Un lieu pour parler politique

« Dans les autres quartiers populaires de la ville, il n’existe aucun lieu pour discuter de la politique », déplore Madani, 55 ans. Accolé à l’entrée du bar, ce militant de longue date pour le droit au logement dans les quartiers populaires estime avoir « réglé plus de problèmes ici que dans n’importe quel endroit ». Un ami d’enfance, originaire comme lui de la ZUP Nord, le quartier populaire de Valdegour, l’accoste, les yeux gonflés de fatigue. Il lui raconte avoir subi la veille un contrôle de police dans son épicerie et lui montre une vidéo de son arrière-boutique saccagée. « Pourquoi ont-ils été obligés de tout détruire ? », enrage-t-il. Pendant qu’il vide son sac, des gens lui tapent dans le dos en signe de soutien.

Le Festival d’écologie populaire Les Vers du ter-ter a proposé un atelier gratuit sur le compostage et les semis, début juin.
© Estelle Pereira / Reporterre

Madani rebondit : « Faire de l’écologie populaire, c’est aussi et surtout se sentir concernés par les difficultés des habitants des quartiers : le racisme, les violences policières, le mal-logement. Autant de sujets qui nécessitent aussi des actions politiques et de la solidarité. »

Derrière le bar, tout sourire, Clément, ancien designer social, sert tour à tour cafés et bières. Un client paye sa tournée à son voisin. Une coutume à en croire le tableau où sont notés les « cafés suspendus », payés par certains pour ceux qui n’en auraient pas les moyens. Le cogérant trouve son rôle sur le lien social plus important dans un tel lieu que lorsqu’il travaillait pour des ministères : « Nous voyons des amitiés qui se créent, des solidarités qui se mettent en place. »

« Nous voyons des solidarités se mettre en place »

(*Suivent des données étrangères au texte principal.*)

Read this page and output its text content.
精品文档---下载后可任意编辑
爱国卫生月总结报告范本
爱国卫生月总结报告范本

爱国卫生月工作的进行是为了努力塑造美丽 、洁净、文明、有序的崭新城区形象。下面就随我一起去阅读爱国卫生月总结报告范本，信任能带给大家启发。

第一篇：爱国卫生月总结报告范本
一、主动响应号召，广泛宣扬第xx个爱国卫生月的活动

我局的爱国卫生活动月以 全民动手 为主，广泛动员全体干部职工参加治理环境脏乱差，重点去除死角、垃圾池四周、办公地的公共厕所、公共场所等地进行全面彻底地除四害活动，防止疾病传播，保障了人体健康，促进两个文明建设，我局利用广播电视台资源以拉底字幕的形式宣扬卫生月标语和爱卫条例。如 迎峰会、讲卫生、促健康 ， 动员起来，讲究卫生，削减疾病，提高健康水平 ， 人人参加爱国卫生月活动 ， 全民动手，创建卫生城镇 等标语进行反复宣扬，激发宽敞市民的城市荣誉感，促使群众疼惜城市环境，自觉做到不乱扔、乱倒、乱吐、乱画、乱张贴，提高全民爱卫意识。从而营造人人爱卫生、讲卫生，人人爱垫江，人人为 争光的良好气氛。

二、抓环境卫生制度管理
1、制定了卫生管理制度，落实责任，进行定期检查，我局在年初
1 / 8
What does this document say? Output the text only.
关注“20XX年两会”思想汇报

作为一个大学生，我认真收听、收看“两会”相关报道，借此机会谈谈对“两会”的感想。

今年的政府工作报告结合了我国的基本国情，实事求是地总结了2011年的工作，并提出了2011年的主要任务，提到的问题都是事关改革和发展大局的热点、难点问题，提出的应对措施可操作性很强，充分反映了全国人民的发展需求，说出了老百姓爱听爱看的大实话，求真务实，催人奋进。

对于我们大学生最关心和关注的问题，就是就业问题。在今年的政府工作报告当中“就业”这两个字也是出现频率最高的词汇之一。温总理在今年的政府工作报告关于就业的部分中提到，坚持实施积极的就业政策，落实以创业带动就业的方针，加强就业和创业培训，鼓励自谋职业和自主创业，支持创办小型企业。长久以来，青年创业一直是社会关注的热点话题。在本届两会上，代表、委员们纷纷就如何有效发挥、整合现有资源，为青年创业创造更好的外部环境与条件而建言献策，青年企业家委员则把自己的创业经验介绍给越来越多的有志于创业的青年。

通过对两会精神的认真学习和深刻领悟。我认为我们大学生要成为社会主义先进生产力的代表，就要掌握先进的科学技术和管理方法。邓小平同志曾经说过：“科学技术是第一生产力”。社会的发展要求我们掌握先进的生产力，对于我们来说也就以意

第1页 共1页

Sur un kiosque, une vingtaine de titres de presse indépendante et des livres sont à disposition. Des conférences, des projections sont régulièrement organisées. Les trois associés ont voulu un bar où l’accès au savoir est facilité. Mais aussi un endroit où l’on peut s’informer sur les initiatives locales. « La ville de Nîmes compte énormément d’associations, mais chacune bosse dans son coin. Je constate beaucoup d’épuisement parmi les militants. La question est : comment faire pour s’entraider, se soutenir ? » explique Romain.

Mohsen, 72 ans : « Pour sortir les gens d’un ghetto, il faut du temps. »
© Estelle Pereira / Reporterre

Autour d’un « café des luttes », des associations locales ont pu partager leur combat : celui contre le contournement ouest de Nîmes – un projet de 2×2 voies sur 15 km qui menace d’artificialiser 150 hectares de zones naturelles – ou encore celui du comité de quartier pour la création d’un îlot de fraîcheur à la place d’un immeuble. La Confédération paysanne du Gard et le collectif nîmois de soutien aux Soulèvements de la Terre ont pu annoncer leur projet de création de la Sécurité sociale de l’alimentation.

« Il y avait besoin d’un lieu comme celui-ci pour que chacun puisse sortir de sa léthargie et de son entre-soi », appuie Odessa. Une façon de réapprendre à vivre ensemble, à faire société, en somme. « Parler des quartiers alors que tu n’y vis pas, parler de l’agriculture alors que tu ne cultives pas, si tu ne côtoies pas les gens et que tu restes sur la théorie, tu loupes forcément des choses », pense Josépha, 24 ans. Militante et bénévole, elle espère que pour sa prochaine édition, le festival se tiendra en lien avec tous les autres quartiers populaires nîmois.